How to Quantify (and Fight) Gerrymandering

Quanta:

Yet it’s one thing to say bizarre-looking districts are suspect, and another thing to say precisely what bizarre-looking means. Many states require that districts should be reasonably “compact” wherever possible, but there’s no one mathematical measure of compactness that fully captures what these shapes should look like. Instead, there are a variety of measures; some focus on a shape’s perimeter, others on how close the shape’s area is to that of the smallest circle around it, and still others on things like the average distance between residents.

The Supreme Court justices have “thrown up their hands,” Duchin said. “They just don’t know how to decide what shapes are too bad.”
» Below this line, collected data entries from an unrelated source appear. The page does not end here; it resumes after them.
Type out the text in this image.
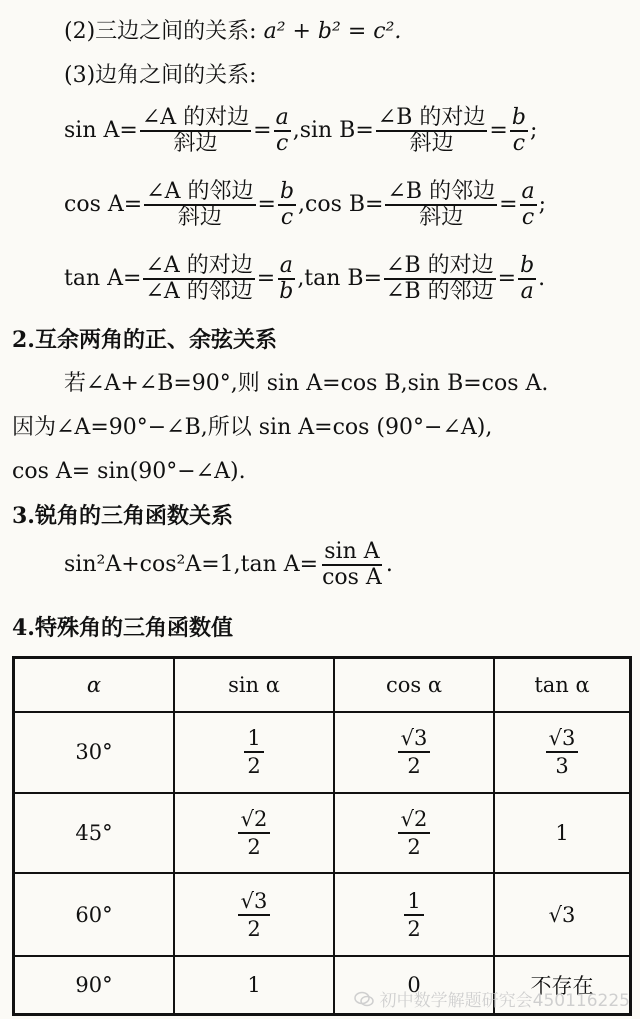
(2)三边之间的关系: a² + b² = c².
(3)边角之间的关系:
$\sin A= \frac{\text{∠A 的对边}}{\text{斜边}} = \frac{a}{c} ,\sin$ $B= \frac{\text{∠B 的对边}}{\text{斜边}} = \frac{b}{c}$ ;
$\cos A= \frac{\text{∠A 的邻边}}{\text{斜边}} = \frac{b}{c} ,\cos$ $B= \frac{\text{∠B 的邻边}}{\text{斜边}} = \frac{a}{c}$ ;
$\tan A= \frac{\text{∠A 的对边}}{\text{∠A 的邻边}} = \frac{a}{b} ,\tan$ $B= \frac{\text{∠B 的对边}}{\text{∠B 的邻边}} = \frac{b}{a}$ .
2.互余两角的正、余弦关系
若∠A+∠B=90°,则 sin A=cos B,sin B=cos A.
因为∠A=90°−∠B,所以 sin A=cos (90°−∠A),
cos A= sin(90°−∠A).
3.锐角的三角函数关系
sin²A+cos²A=1,tan $A= \frac{\text{sin A}}{\text{cos A}}$ .
4.特殊角的三角函数值
α	sin α	cos α	tan α
30°	$\frac{1}{2}$	$\frac{√3}{2}$	$\frac{√3}{3}$

45°	$\frac{√2}{2}$	$\frac{√2}{2}$	1
60°	$\frac{√3}{2}$	$\frac{1}{2}$	√3
90°	1	0	不存在
初中数学解题研究会450116225
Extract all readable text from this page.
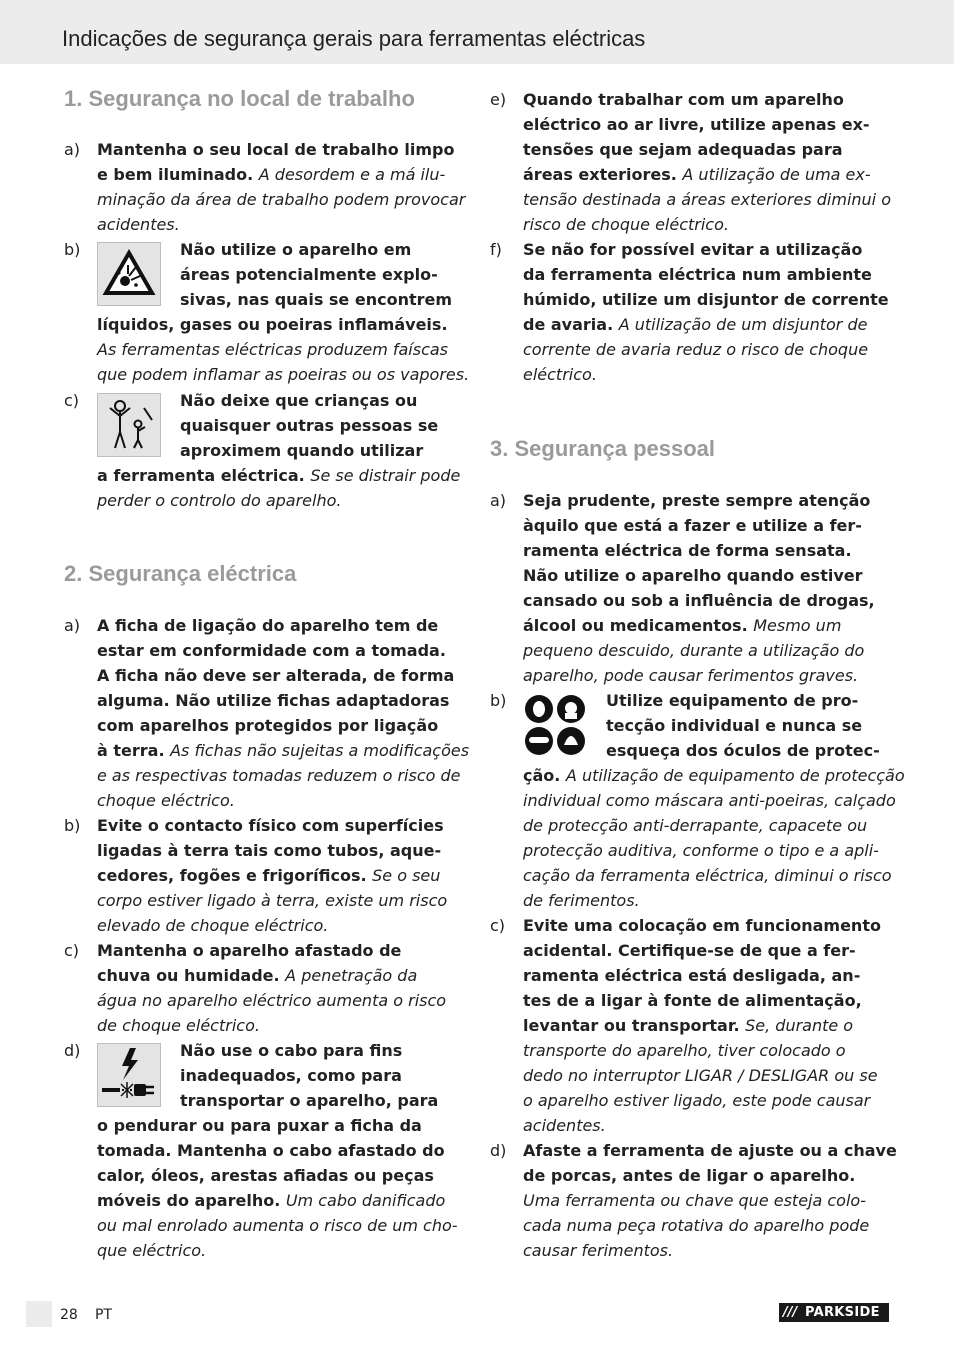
Indicações de segurança gerais para ferramentas eléctricas
1. Segurança no local de trabalho
2. Segurança eléctrica
3. Segurança pessoal
a) Mantenha o seu local de trabalho limpo
e bem iluminado. A desordem e a má ilu-
minação da área de trabalho podem provocar
acidentes.
b)	Não utilize o aparelho em
áreas potencialmente explo-
sivas, nas quais se encontrem
líquidos, gases ou poeiras inflamáveis.
As ferramentas eléctricas produzem faíscas
que podem inflamar as poeiras ou os vapores.
c)	Não deixe que crianças ou
quaisquer outras pessoas se
aproximem quando utilizar
a ferramenta eléctrica. Se se distrair pode
perder o controlo do aparelho.
a) A ficha de ligação do aparelho tem de
estar em conformidade com a tomada.
A ficha não deve ser alterada, de forma
alguma. Não utilize fichas adaptadoras
com aparelhos protegidos por ligação
à terra. As fichas não sujeitas a modificações
e as respectivas tomadas reduzem o risco de
choque eléctrico.
b) Evite o contacto físico com superfícies
ligadas à terra tais como tubos, aque-
cedores, fogões e frigoríficos. Se o seu
corpo estiver ligado à terra, existe um risco
elevado de choque eléctrico.
c) Mantenha o aparelho afastado de
chuva ou humidade. A penetração da
água no aparelho eléctrico aumenta o risco
de choque eléctrico.
d)	Não use o cabo para fins
inadequados, como para
transportar o aparelho, para
o pendurar ou para puxar a ficha da
tomada. Mantenha o cabo afastado do
calor, óleos, arestas afiadas ou peças
móveis do aparelho. Um cabo danificado
ou mal enrolado aumenta o risco de um cho-
que eléctrico.
e) Quando trabalhar com um aparelho
eléctrico ao ar livre, utilize apenas ex-
tensões que sejam adequadas para
áreas exteriores. A utilização de uma ex-
tensão destinada a áreas exteriores diminui o
risco de choque eléctrico.
f) Se não for possível evitar a utilização
da ferramenta eléctrica num ambiente
húmido, utilize um disjuntor de corrente
de avaria. A utilização de um disjuntor de
corrente de avaria reduz o risco de choque
eléctrico.
a) Seja prudente, preste sempre atenção
àquilo que está a fazer e utilize a fer-
ramenta eléctrica de forma sensata.
Não utilize o aparelho quando estiver
cansado ou sob a influência de drogas,
álcool ou medicamentos. Mesmo um
pequeno descuido, durante a utilização do
aparelho, pode causar ferimentos graves.
b)	Utilize equipamento de pro-
tecção individual e nunca se
esqueça dos óculos de protec-
ção. A utilização de equipamento de protecção
individual como máscara anti-poeiras, calçado
de protecção anti-derrapante, capacete ou
protecção auditiva, conforme o tipo e a apli-
cação da ferramenta eléctrica, diminui o risco
de ferimentos.
c) Evite uma colocação em funcionamento
acidental. Certifique-se de que a fer-
ramenta eléctrica está desligada, an-
tes de a ligar à fonte de alimentação,
levantar ou transportar. Se, durante o
transporte do aparelho, tiver colocado o
dedo no interruptor LIGAR / DESLIGAR ou se
o aparelho estiver ligado, este pode causar
acidentes.
d) Afaste a ferramenta de ajuste ou a chave
de porcas, antes de ligar o aparelho.
Uma ferramenta ou chave que esteja colo-
cada numa peça rotativa do aparelho pode
causar ferimentos.
28 PT	/// PARKSIDE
The compactness problem will be a primary focus of the Tufts workshop. The goal is not to come up with a single compactness measure, but to bring order to the jostling crowd of contenders. The existing literature on compactness by nonmathematicians is filled with elementary errors and oversights, Duchin said, such as comparing two measures statistically without realizing that they are essentially the same measure in disguise.

Mathematicians may be able to help, but to truly make a difference, they will have to go beyond the simple models they’ve used in past papers and consider the full complexity of real-world constraints, Duchin said. The workshop’s organizers “are absolutely, fundamentally motivated by being useful to this problem,” she said. Because of the flood of interest, plans are afoot for several satellite workshops, to be held across the country over the coming year.

Ultimately, the workshop organizers hope to develop a deep bench of mathematicians with expertise in gerrymandering, to “get persuasive, well-armed mathematicians into these court conversations,” Duchin said.